I need the Holiday Holy Ghost to visit me
I hate the fucking holidays. I wish I didn’t. I wish I could get into the vibez or even wanted to but it all feels endlessly phony to me. I didn’t grow up with a family that felt super beholden to Christmas or holiday traditions. In fact the most traditional thing about us is the fact that on thanksgiving we actually have the typical dinner everyone else has. We don’t really visit any other families and we damn sure aren’t exactly warm and gift-giving. As a result when that 4 week run from Thanksgiving to New Years kicks off each year, it feels so off. Its closest life feels like a dream: things are hazy, nobody is working, I’m being annoyed with family obligation and I’m eating too much.
When I see the families of my friends or women I’ve dated, I get a tinge of jealousy over their many (in some cases too many) rituals and family traditions centered around this period. I’ve wished to have grown up the same way and sporadically through the years I’ve even tried to start a few, but it never takes. Truthfully I’m too far gone to really give the effort. I’d hope that if I were to have kids that I would finally be motivated but I truly can’t get past the utter indifference and annoyance about everything having to do with the holidays. At least it’s an excuse to dress fresh and eat a lot; maybe put on some ill jewelry, the Pyer Moss Reeboks and stunt on my own family.
Movie Diary:
I was watching too many movies before the pandemic and now I’ve really pushed things hard. Will I watch every film? I’ll certainly try. Speaking of holidays, I don’t enjoy Christmas movies. They’re not my thing at all in the slightest. The Grinch is cool, Charlie Brown is always fun, and I liked A Christmas Story as a kid, but I just don’t have enough love for the holidays to enjoy these movies. I’m not a “Die Hard is a Christmas movie” guy but I’d still watch that over anything else on that day. Throw in Goodfellas and Eyes Wide Shut and close things out with Friday After Next and now you have a pretty good counter-program for Jesus day.

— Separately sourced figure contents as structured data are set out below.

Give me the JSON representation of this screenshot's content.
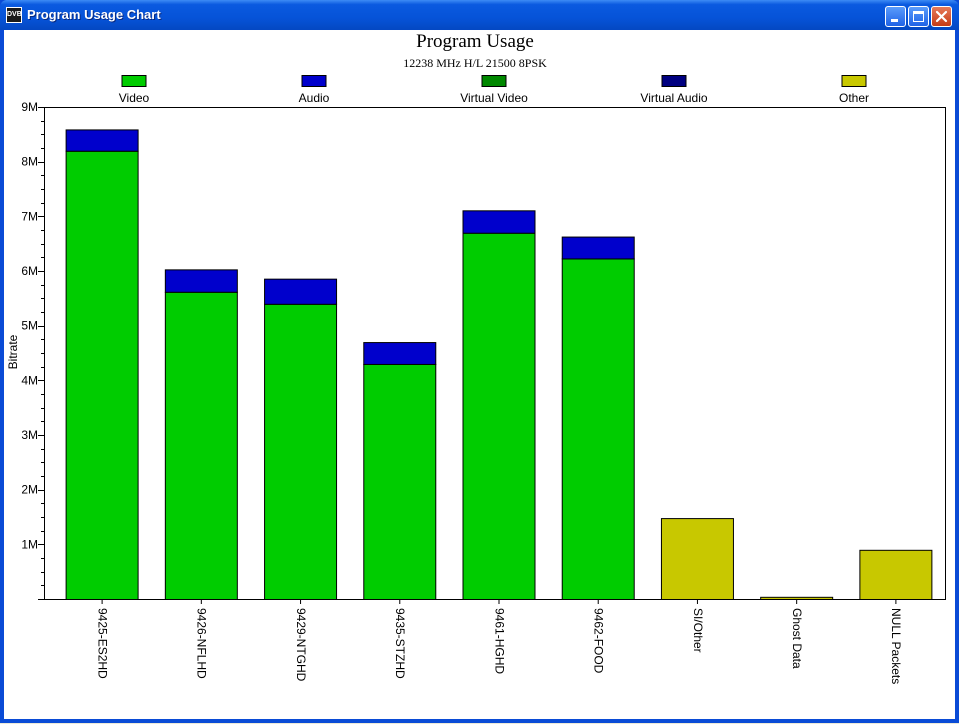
{
  "window": {
    "title": "Program Usage Chart",
    "icon_text": "DVB",
    "buttons": [
      "minimize-icon",
      "maximize-icon",
      "close-icon"
    ]
  },
  "chart_data": {
    "type": "bar",
    "stacked": true,
    "title": "Program Usage",
    "subtitle": "12238 MHz H/L 21500 8PSK",
    "ylabel": "Bitrate",
    "xlabel": "",
    "ylim": [
      0,
      9000000
    ],
    "y_ticks": [
      {
        "value": 1000000,
        "label": "1M"
      },
      {
        "value": 2000000,
        "label": "2M"
      },
      {
        "value": 3000000,
        "label": "3M"
      },
      {
        "value": 4000000,
        "label": "4M"
      },
      {
        "value": 5000000,
        "label": "5M"
      },
      {
        "value": 6000000,
        "label": "6M"
      },
      {
        "value": 7000000,
        "label": "7M"
      },
      {
        "value": 8000000,
        "label": "8M"
      },
      {
        "value": 9000000,
        "label": "9M"
      }
    ],
    "grid": false,
    "legend_position": "top",
    "categories": [
      "9425-ES2HD",
      "9426-NFLHD",
      "9429-NTGHD",
      "9435-STZHD",
      "9461-HGHD",
      "9462-FOOD",
      "SI/Other",
      "Ghost Data",
      "NULL Packets"
    ],
    "series": [
      {
        "name": "Video",
        "color": "#00cc00",
        "values": [
          8200000,
          5620000,
          5400000,
          4300000,
          6700000,
          6230000,
          0,
          0,
          0
        ]
      },
      {
        "name": "Audio",
        "color": "#0000cc",
        "values": [
          390000,
          410000,
          460000,
          400000,
          410000,
          400000,
          0,
          0,
          0
        ]
      },
      {
        "name": "Virtual Video",
        "color": "#008800",
        "values": [
          0,
          0,
          0,
          0,
          0,
          0,
          0,
          0,
          0
        ]
      },
      {
        "name": "Virtual Audio",
        "color": "#000080",
        "values": [
          0,
          0,
          0,
          0,
          0,
          0,
          0,
          0,
          0
        ]
      },
      {
        "name": "Other",
        "color": "#c8c800",
        "values": [
          0,
          0,
          0,
          0,
          0,
          0,
          1480000,
          40000,
          900000
        ]
      }
    ]
  }
}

I’m sure the Lord wouldn’t mind relaxing to a movie about satanic rituals and Tom Cruise’s bad marriage being interrogated by an insane director. Here are my fave movies to watch during the holiday season:
The Godfather part 1 and 2
Goodfellas
Eyes Wide Shut
The Handmaiden
Heat
Casino
If Beale Street Could Talk
Little Women
Love & Basketball
Crooklyn
Music Stuff
I don’t know if streaming is ruining music or just ruining my enjoyment of it. The race to create artificial platinum album releases and bland #mood records for generic playlists has made every pop record sound the same and actually discourages the invention of anything original or oddball. I am also old and indifferent so maybe it doesn’t matter what I think. It just feels like the entire history of music should amount to something more than feed for an algorithm to decide how best to market itself to you. Anyways, I’d be a lot happier if Whole Lotta Red would finally come out.
The Best Music I’ve Listened To This Past Month:
Jazmine Sullivan - “Pick Up Your Feelings”

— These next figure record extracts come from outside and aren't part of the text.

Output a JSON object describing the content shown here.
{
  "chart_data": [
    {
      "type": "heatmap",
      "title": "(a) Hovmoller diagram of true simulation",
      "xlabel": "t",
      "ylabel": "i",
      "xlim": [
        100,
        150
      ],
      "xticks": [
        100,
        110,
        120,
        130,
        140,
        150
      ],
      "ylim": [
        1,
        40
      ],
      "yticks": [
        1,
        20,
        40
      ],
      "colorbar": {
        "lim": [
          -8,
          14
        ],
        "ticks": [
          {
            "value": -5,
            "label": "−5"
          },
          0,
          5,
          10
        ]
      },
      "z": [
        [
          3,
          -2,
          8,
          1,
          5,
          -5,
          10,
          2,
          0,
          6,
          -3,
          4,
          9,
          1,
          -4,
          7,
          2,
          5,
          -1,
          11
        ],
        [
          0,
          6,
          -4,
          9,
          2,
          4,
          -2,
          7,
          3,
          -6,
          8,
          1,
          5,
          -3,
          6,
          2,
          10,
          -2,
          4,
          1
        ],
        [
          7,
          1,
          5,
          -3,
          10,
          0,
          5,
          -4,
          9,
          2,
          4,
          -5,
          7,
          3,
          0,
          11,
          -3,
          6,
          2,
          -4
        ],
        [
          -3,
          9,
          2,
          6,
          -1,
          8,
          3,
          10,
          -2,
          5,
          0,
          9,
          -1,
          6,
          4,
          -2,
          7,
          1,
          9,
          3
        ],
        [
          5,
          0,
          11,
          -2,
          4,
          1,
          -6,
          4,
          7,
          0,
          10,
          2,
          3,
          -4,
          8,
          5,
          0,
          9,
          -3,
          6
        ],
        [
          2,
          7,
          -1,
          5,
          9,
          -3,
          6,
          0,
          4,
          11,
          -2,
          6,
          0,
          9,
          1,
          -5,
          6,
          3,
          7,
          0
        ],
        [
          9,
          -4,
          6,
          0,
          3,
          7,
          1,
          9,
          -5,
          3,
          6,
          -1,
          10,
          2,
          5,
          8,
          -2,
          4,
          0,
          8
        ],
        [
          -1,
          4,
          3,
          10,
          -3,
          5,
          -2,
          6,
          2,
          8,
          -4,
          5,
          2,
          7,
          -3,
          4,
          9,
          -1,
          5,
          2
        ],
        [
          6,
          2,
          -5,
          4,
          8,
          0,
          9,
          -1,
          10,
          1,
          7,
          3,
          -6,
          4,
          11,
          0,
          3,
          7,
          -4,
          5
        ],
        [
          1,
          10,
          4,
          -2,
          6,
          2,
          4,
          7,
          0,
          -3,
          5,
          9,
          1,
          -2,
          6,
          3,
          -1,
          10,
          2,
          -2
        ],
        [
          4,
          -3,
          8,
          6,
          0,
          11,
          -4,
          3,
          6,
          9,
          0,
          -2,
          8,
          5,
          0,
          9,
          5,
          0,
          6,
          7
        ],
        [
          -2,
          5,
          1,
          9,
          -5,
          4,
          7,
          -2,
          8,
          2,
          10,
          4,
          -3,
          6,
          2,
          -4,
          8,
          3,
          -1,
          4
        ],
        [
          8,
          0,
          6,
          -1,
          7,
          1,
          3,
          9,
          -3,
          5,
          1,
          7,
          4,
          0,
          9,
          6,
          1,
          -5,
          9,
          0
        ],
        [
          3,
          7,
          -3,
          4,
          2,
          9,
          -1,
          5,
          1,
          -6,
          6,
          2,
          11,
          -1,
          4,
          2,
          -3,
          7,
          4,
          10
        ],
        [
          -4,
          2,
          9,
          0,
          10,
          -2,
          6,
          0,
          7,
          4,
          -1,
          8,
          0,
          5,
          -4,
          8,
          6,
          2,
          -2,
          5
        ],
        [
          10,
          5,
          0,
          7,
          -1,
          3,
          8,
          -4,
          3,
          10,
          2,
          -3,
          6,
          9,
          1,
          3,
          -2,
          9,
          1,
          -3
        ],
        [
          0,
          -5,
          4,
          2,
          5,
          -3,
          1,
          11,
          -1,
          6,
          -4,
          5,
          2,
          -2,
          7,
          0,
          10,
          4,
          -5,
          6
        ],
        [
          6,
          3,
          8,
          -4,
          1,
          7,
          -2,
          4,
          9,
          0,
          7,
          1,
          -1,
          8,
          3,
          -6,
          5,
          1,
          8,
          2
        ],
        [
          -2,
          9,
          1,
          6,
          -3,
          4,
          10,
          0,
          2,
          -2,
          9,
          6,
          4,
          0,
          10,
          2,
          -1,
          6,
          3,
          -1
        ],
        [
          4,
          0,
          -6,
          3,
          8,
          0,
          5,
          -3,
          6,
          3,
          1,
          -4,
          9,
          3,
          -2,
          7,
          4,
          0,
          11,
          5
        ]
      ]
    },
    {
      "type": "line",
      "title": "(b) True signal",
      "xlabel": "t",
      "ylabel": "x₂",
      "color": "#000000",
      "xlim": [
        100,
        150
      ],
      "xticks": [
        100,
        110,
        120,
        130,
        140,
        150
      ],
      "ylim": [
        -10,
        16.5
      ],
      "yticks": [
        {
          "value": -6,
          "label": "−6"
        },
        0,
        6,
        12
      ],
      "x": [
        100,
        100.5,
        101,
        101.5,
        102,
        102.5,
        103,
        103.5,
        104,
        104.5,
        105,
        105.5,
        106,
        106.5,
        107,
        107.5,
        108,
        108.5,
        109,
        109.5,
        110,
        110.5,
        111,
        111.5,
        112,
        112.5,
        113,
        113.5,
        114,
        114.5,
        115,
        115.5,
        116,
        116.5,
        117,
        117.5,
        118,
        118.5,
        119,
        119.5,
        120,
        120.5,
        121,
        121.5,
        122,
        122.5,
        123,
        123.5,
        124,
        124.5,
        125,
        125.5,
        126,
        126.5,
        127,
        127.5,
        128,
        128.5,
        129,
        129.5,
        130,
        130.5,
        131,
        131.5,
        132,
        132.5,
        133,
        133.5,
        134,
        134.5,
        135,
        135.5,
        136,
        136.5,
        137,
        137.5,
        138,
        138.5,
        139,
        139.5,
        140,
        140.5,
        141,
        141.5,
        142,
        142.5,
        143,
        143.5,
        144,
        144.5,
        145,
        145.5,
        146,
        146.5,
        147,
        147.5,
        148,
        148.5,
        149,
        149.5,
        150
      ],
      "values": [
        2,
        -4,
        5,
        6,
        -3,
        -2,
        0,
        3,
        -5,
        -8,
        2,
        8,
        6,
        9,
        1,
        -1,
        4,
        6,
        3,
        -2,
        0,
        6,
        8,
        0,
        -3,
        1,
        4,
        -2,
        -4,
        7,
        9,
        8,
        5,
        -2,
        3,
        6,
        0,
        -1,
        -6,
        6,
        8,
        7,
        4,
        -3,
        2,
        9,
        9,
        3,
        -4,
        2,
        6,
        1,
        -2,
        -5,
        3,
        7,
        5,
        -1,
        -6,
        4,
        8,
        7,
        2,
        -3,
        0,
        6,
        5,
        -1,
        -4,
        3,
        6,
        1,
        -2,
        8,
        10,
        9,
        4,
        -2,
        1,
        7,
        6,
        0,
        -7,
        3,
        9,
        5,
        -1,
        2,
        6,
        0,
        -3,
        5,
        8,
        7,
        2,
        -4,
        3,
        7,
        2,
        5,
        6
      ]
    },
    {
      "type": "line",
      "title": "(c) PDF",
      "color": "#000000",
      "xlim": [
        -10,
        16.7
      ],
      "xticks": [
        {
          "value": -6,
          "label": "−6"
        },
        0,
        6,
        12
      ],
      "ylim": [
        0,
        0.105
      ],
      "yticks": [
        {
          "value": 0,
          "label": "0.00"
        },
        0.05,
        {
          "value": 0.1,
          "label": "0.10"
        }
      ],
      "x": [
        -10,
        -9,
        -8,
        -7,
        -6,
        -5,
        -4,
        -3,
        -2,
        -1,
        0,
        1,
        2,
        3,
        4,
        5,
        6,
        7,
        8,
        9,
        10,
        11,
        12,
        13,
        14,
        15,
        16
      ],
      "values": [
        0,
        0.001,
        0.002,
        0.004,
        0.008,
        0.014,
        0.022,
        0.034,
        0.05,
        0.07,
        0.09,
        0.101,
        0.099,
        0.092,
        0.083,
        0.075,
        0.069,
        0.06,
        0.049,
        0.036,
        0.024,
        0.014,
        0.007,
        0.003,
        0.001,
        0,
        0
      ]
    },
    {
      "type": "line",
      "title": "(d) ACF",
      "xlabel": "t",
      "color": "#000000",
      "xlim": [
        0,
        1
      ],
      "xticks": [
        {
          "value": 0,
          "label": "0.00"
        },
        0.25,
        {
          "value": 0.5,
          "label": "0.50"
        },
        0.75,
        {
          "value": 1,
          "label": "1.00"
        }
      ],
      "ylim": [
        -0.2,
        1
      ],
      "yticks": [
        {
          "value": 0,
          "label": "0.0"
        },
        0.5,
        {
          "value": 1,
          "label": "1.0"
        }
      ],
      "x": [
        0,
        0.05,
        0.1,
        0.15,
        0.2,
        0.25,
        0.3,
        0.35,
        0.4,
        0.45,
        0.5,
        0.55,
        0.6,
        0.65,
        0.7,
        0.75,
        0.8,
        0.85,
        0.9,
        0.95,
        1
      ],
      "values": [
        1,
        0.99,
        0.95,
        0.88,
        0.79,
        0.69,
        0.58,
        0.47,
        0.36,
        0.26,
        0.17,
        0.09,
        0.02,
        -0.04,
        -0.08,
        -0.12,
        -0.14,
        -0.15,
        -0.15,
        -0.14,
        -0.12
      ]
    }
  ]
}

Lil Keed - Trapped on Cleveland Deluxe
Victoria Monét - Jaguar
Barely Civil - I’ll Figure This Out
Lil Dude - No Talking
Wizkid - Made In Lagos
Ty Dolla $ign - “By Yourself (ft. Jhene Aiko & Mustard)”
Last Call:
Nostalgia is suffering. Pain that you’ve convinced yourself feels good actually. It’s the fog that blinds you and surrounds you totally, making you unable to see the mack truck bearing down on you, sure to smash you into pieces. Quarantined at home, convinced you’ve seen every movie worth seeing twice already with nothing left to conquer, it’s easy to let nostalgia take over for a couple hours. Trick your brain into believing it could’ve been better, if only… if only. The holidays make nostalgia so much worse than at any point in the year. All that longing and all that regret, too fragile to ever touch let alone repair it. Instead you can only replay it all in your head, inventing happier endings, inventing also some of the details, inventing so much you aren’t sure which parts actually happened and which didn’t. Maybe the real reason “All I Want For Christmas Is You” stands up each year is because longing is that universal, we’re all hoping to make the euphoria of nostalgia a tangible reality.